Canadá: Se o curso tiver 24 semanas, ou menos, é possível solicitar o visto de turista. O visto de estudante só é necessário para quem vai ficar no país por mais de seis meses. O processo envolve o preenchimento de dois formulários, um de residente temporário e um questionário de informações adicionais. Além de fotos, são exigidas ainda cópia da declaração do imposto de renda, extrato bancário e os últimos três holerites. Se for menor de idade, é necessária a autorização de viagem dos pais com firma reconhecida. Em alguns casos, para conquistar o documento é necessário passar por exames e se consultar com um médico indicado pelo próprio consulado do Canadá.

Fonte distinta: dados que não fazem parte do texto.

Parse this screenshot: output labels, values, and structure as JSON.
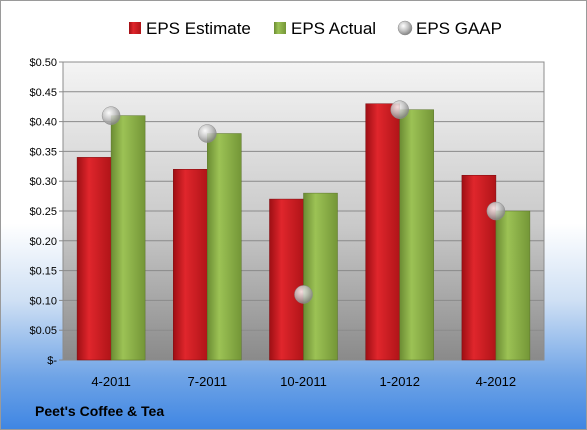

Austrália: Possui inúmeros tipos de visto e o que vai determinar é o motivo da sua viagem. Caso pretenda fazer um curso com duração de até 12 semanas é possível solicitar o visto de visitante. Já quem pretende estudar por um período superior, deve solicitar o visto de estudo. Este visto será concedido com validade de acordo com a duração do curso, mais um mês de férias após o término dos estudos. O estudante ainda terá a permissão de trabalho de 40 horas por quinzena, desde que as aulas já tenham iniciado. Ainda no Brasil, ao solicitar o visto de estudo para a Austrália é necessário preencher corretamente os formulários exigidos, ter a confirmação da matrícula, ter um seguro saúde, comprovar recursos financeiros para se manter no país, além de comprovar vínculos de retorno ao Brasil. Cursos específicos e universitários requerem ainda a proficiência na língua inglesa.

EUA: Para conquistar o visto de estudante em cursos com carga horária superior a 18 horas por semana é preciso o visto de estudante, e quem fornece o principal documento são as próprias instituições de ensino. Um deles é o Formulário I-20, enviado até quatro semanas depois da sua matrícula. Após o recebimento desse formulário, você deve se registrar no SEVIS (Sistema de Informações sobre Estudantes e Participantes de Intercâmbio). Com esse registro, você deverá pagar uma taxa de aproximadamente US$ 200. Além desse registro, será preciso preencher outro formulário, o DS-160. Também é preciso agendar uma entrevista no consulado americano. No dia da entrevista, leve o formulário DS-160, o passaporte, a página de confirmação de preenchimento adequado do formulário da solicitação do visto, o formulário I-20, o recibo de pagamento da taxa SEVIS e duas fotos 5×5 recentes. Seja sincero e sereno para não ter seu visto recusado. Cabe destacar que existem alguns tipos diferentes de vistos de estudante nos Estados Unidos. O destinado a programas de intercâmbio educacional ou cultural com mais de 18 horas de estudo por semana é o J-1.

Nova Zelândia: Para cursos de até três meses não é necessário solicitar o visto antes de embarcar. Ao chegar ao país e apresentar os documentos exigidos, será concedido um visto de turismo. Mas, se você pretende realizar um curso de período integral, com duração superior a três meses, deve entrar em contato com a imigração. Os documentos solicitados são passaporte, uma foto recente, o formulário online para visto devidamente preenchido, bem como o formulário de financial undertaking, assinado pela pessoa que estiver financiando o curso e pelo gerente de seu banco. É necessário ainda recibo da escola comprovando pagamento integral do curso, garantia de acomodação com endereço onde o aluno vai ficar hospedado, extratos bancários dos seis meses anteriores à aplicação do visto, imposto de renda e holerite, garantia de seguro viagem e a cópia da passagem aérea (ida e volta). Quem fica por mais de seis meses, precisa ainda de exames médicos.

Com um bom planejamento, e com a orientação da sua agência de intercâmbio, tenho certeza de que você irá tirar o sonho do papel e viver essa experiência no exterior em 2018.